Rather than wait for EHR vendors to incorporate quality measures into their software, researchers from Evanston, Illinois-based NorthShore University HealthSystem created a quality improvement and practice-based initiative in neurology using their EHR. 

The study focused on 10 neurological disorders, such as brain tumors, epilepsy, migraine, Parkinson's disease and restless leg syndrome. The results were successful enough that the researchers are licensing for free the use of the 11 structured clinical documentation support (SCDS) toolkits they built that standardize office visits, write progress notes, and capture data. Users must agree to join the Neurology Practice-based Research Network (NPBRN) and agree to share deidentified data.

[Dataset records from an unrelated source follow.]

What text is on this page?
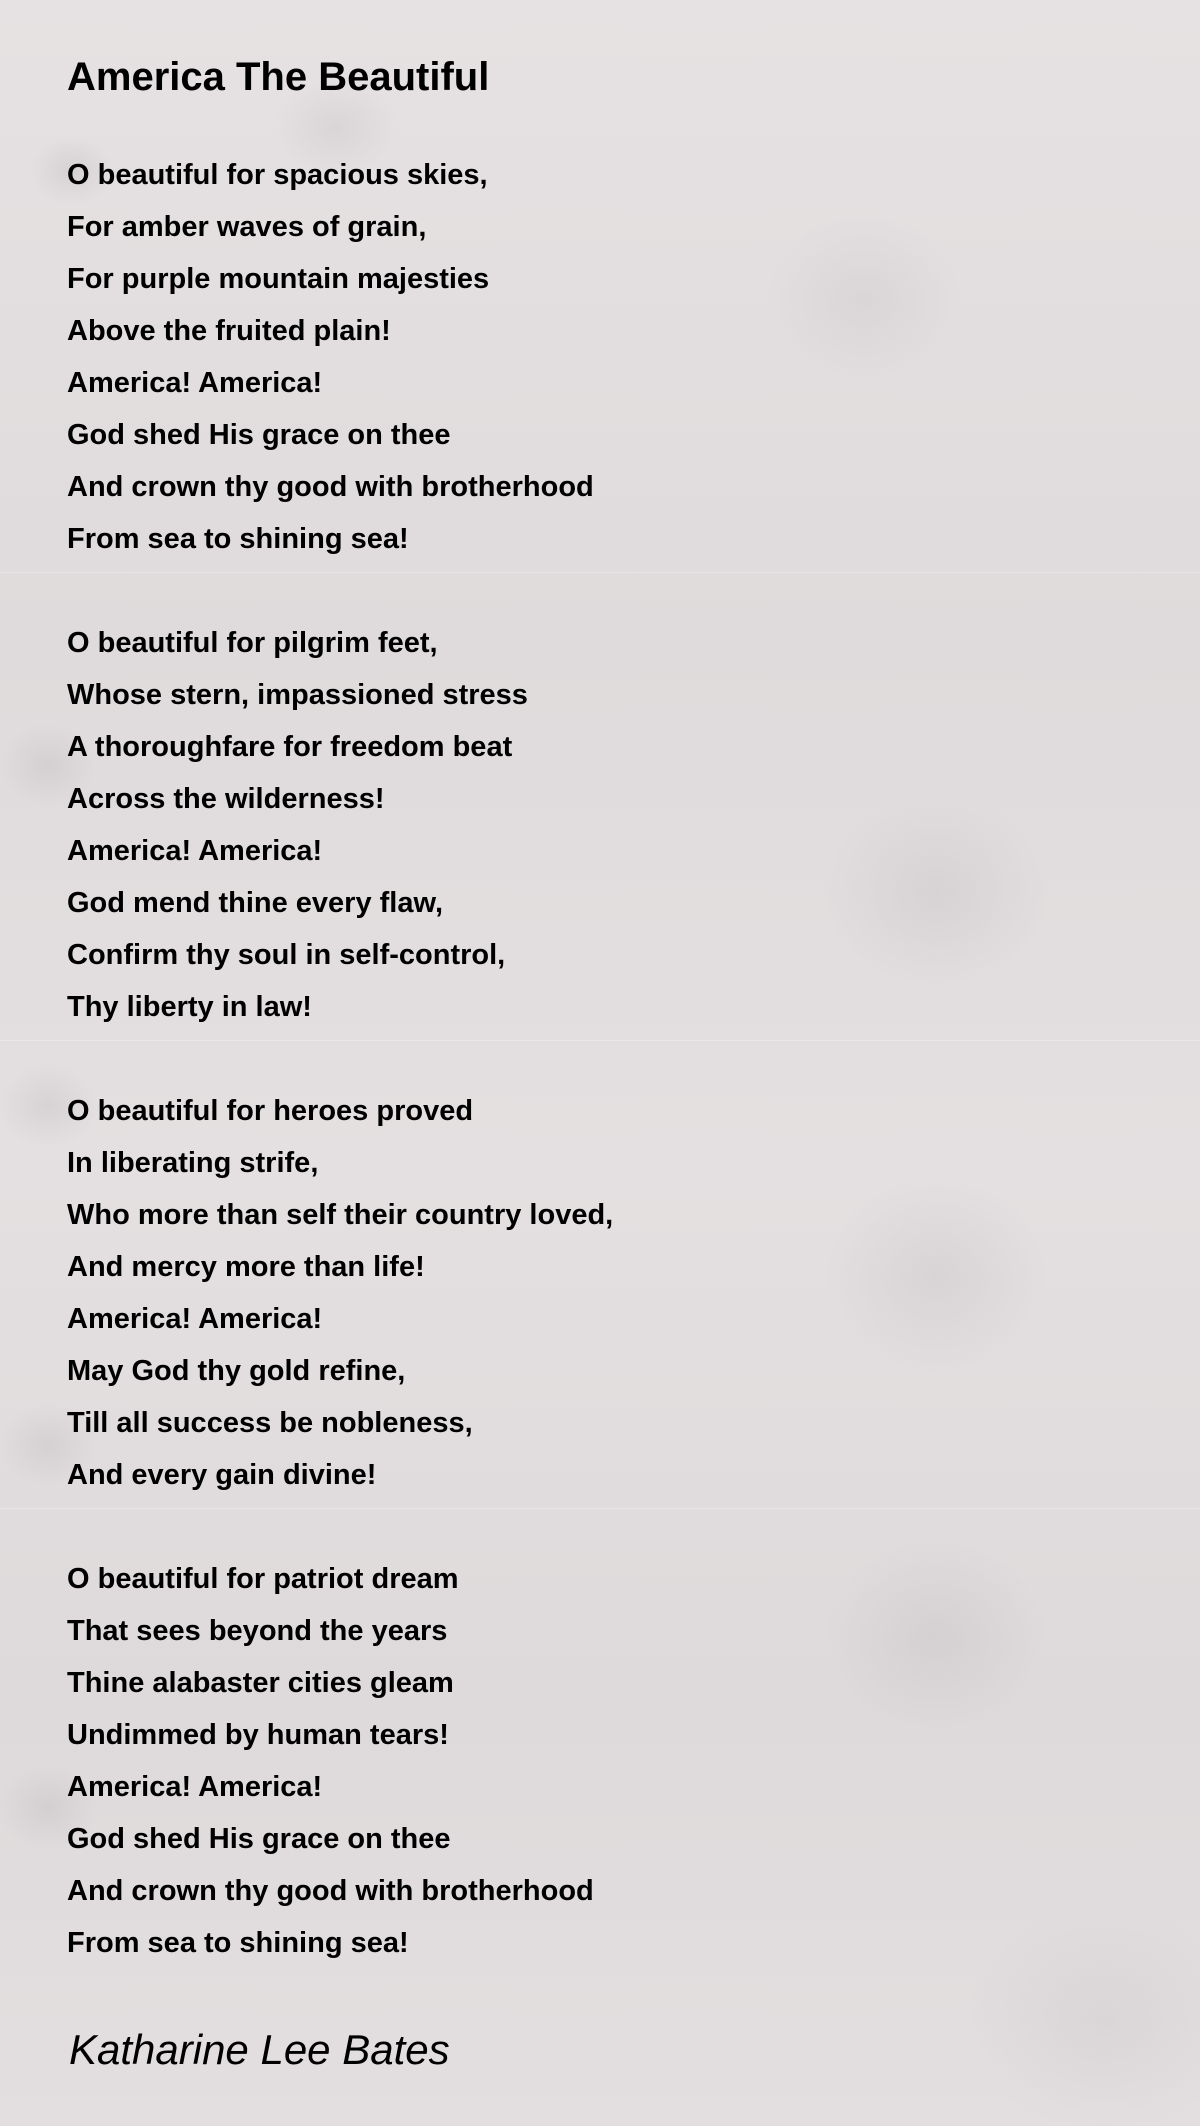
America The Beautiful
O beautiful for spacious skies,
For amber waves of grain,
For purple mountain majesties
Above the fruited plain!
America! America!
God shed His grace on thee
And crown thy good with brotherhood
From sea to shining sea!
O beautiful for pilgrim feet,
Whose stern, impassioned stress
A thoroughfare for freedom beat
Across the wilderness!
America! America!
God mend thine every flaw,
Confirm thy soul in self-control,
Thy liberty in law!
O beautiful for heroes proved
In liberating strife,
Who more than self their country loved,
And mercy more than life!
America! America!
May God thy gold refine,
Till all success be nobleness,
And every gain divine!
O beautiful for patriot dream
That sees beyond the years
Thine alabaster cities gleam
Undimmed by human tears!
America! America!
God shed His grace on thee
And crown thy good with brotherhood
From sea to shining sea!
Katharine Lee Bates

“Traditional clinical trials enroll selected patients, use surrogate measures, follow patients for short periods and generalize poorly to clinical practice,” wrote the authors, led by Demetrius Maraganore, MD, medical director of NorthShore’s Brain Insitute. “Data captured in the EMR could be used to identify eligible patients, assign treatments and measure outcomes at the point of care."

The study was published in Neurology Clinical Practice, a medical journal of the American Academy of Neurology.

“There are several approved treatments for common neurologic disorders but it is unknown which are superior in efficacy and tolerability and for which patient subgroups,” the authors wrote. But, “data captured in the EMR could be used to identify eligible patients, assign treatments and measure outcomes at the point of care.”

To build buy-in for their quality improvement project, they regularly communicated benefits of SCDS, including (1) care navigation, (2) note writing, (3) timely communications, (4) value-based payment, (5) patient safety, (6) quality improvement, (7) comparative effectiveness, (8) personalized medicine, (9) scholarly activities, and (10) innovation. “We engaged the neurologists in the design, building and implementation of toolkits and the related reports and quality improvement initiatives and met regularly to improve tools and processes. We incorporated bonuses for group performance in quality goals into our compensation model.”

The researchers also encouraged neurologists to pilot test the SCDS toolkits in the EMR development environment and then share their optimizations post implementation. 

They expect to improve quality by standardizing office visits using SCDS toolkits and by regularly reviewing enrollment, data quality, descriptive cohort and quality improvement dashboard reports. And, they hope "EMR vendors will incorporate SCDS toolkits similar to ours and make them broadly available to clients as part of their standard products. Once common data elements are extracted, transformed and loaded into a data warehouse (regardless of the EMR platform), the same enrollment/encounter, descriptive and quality reports can be used and the quality improvement initiatives can be the same."